In the ever-expanding universe of Halo Infinite’s Forge mode, a new prototype is turning heads and sparking waves of nostalgia. A dedicated community creator going by the name DanTheBloke recently shared a project that revives one of the most unexpected and joyously chaotic custom game types from early first-person shooter history. The idea is simple yet brilliant: two teams, separated by a massive block of destructible material, must dig tunnels toward each other and eliminate the opposition. The mode is still in its infancy, but it already channels the spirit of an obscure Counter-Strike variant that captured the imaginations of players over two decades ago.

halo-infinite-forge-revives-the-classic-tunnel-digging-custom-game-mode-image-0

Long before battle royales and hero shooters rewrote the rulebook, Counter-Strike servers experimented with maps and mods that felt more like digital playgrounds. One such creation dropped players into a solid volume of breakable cubes and handed them nothing but a pistol. The objective was to carve out passages, stumble upon rivals, and survive. It was a free-for-all experience where strategy meant choosing the right angle to chip away at the geometry while listening for the telltale sounds of someone else doing the same. DanTheBloke’s Halo Infinite prototype refines that raw concept, injecting it with teamwork and a distinct explosive twist.

The core loop has participants adopting specialized roles. Unlike the Counter-Strike original, where every player could shoot blocks apart, this Forge creation assigns the digging duty to designated ‘miners’. Currently, two miners operate on each side, making four in total. This limitation is not just a stylistic choice—it prevents the map from being torn to shreds within the first minute. In the old Counter-Strike mode, matches often ended inside a vast, hollowed-out cavern with only scattered remnants of cubes still standing. The Halo take promises a more deliberate pace, forcing teams to coordinate. Miners must discuss which direction to expand, when to detonate charges, and how to create flanking routes without exposing their own base. Communication becomes a weapon.

The method of destruction itself marks a significant departure. Instead of endlessly firing bullets at walls, players plant explosive charges and trigger them remotely. The change adds a layer of tension. A miner might set a charge and wait, wondering if the blast will reveal an empty cavity or the wide-eyed stare of an enemy caught mid-swing. The entire dynamic shifts the focus from twitch reflexes to timing and map awareness. Sudden breakthroughs lead to frantic close-quarters skirmishes where no cover exists. There is no pre-built geometry to hide behind, only the raw, unpredictable contours of a handmade battlefield.

That unpredictability is what made the original mode so magnetic, and DanTheBloke’s version seems ready to bottle it. Every match generates a unique three-dimensional labyrinth. One round might see the teams drilling parallel lines that never intersect until the final seconds; another could collapse into a chaotic crossfire within the first thirty seconds. The absence of traditional cover means that when two tunnels finally connect, the resulting gunfight is brutally honest. Aim, movement, and sheer luck decide who walks away.

The Halo Infinite community has already started drawing connections to other games. Some users on the Halo subreddit compared the prototype to Ace of Spades, the blocky battle builder that DanTheBloke himself cited as inspiration. Others mentioned Brickforce, Minecraft’s various mining deathmatch mods, and even the satire-laden Deep Rock Galactic salute of “Rock and Stone.” But the ancestral DNA is unmistakably tied to that old Counter-Strike custom scene.
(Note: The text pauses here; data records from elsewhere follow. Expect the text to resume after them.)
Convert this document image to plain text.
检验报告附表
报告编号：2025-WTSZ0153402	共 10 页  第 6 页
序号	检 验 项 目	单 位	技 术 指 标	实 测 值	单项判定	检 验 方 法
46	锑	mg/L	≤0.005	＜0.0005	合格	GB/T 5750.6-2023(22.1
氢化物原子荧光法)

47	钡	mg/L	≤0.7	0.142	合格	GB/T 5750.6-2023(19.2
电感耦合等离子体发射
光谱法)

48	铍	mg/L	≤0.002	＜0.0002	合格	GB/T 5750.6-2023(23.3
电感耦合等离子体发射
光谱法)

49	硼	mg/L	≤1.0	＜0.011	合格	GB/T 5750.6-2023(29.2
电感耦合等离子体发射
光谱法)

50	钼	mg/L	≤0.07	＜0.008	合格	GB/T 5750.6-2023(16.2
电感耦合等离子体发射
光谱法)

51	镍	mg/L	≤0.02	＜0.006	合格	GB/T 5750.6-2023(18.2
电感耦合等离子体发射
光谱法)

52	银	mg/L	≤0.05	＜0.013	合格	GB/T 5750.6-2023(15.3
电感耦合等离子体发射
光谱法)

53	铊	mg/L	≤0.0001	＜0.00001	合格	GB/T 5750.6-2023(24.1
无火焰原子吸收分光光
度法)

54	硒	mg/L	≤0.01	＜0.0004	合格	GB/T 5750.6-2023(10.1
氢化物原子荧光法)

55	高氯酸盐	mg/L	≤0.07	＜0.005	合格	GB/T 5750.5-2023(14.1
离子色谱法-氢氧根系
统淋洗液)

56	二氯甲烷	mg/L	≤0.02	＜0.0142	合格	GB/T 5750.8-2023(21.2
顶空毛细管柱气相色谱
It feels fitting that Halo’s Forge, which has already welcomed fan-made recreations of surfing maps, would embrace another slice of classic PC gaming culture.

As of 2026, the prototype remains a work in progress. The creator has stated that they aim to smooth out performance hiccups that might arise when multiple players trigger explosions simultaneously. There are also discussions about introducing a broader range of equipment options for miners, perhaps allowing for different charge types—delayed fuses, directional blasts, or even decoy explosions to mislead the opposition. These additions would deepen the tactical layer and bring the mode closer to a full-fledged competitive experience.

Looking back, Counter-Strike’s tunneling mode never achieved mainstream status. It existed in the shadowy corners of server browsers, passed along by word of mouth. Yet those who played it remember the adrenaline rush of breaking into an enemy’s burrow, the frantic pistol duels, and the laughter that erupted when two miners dug directly into each other’s faces. DanTheBloke’s prototype has the potential to introduce a whole new generation to that very feeling, wrapped in Halo’s sandbox of weapons and movement.

The timing could not be better. Halo Infinite’s population has stabilized around a core of creative players who constantly push Forge’s limits. Modes like this thrive on community servers where experimentation is encouraged. If the final version captures even half the absurd fun of its predecessor, it will almost certainly spread across custom game browsers. After all, the joy of tunnel combat lies in its simplicity: a wall between you and your enemy, a tool to break it, and the delicious terror of not knowing what lies on the other side. The circle of FPS creativity keeps turning, and right now it’s digging straight through a block in the middle of a Halo map.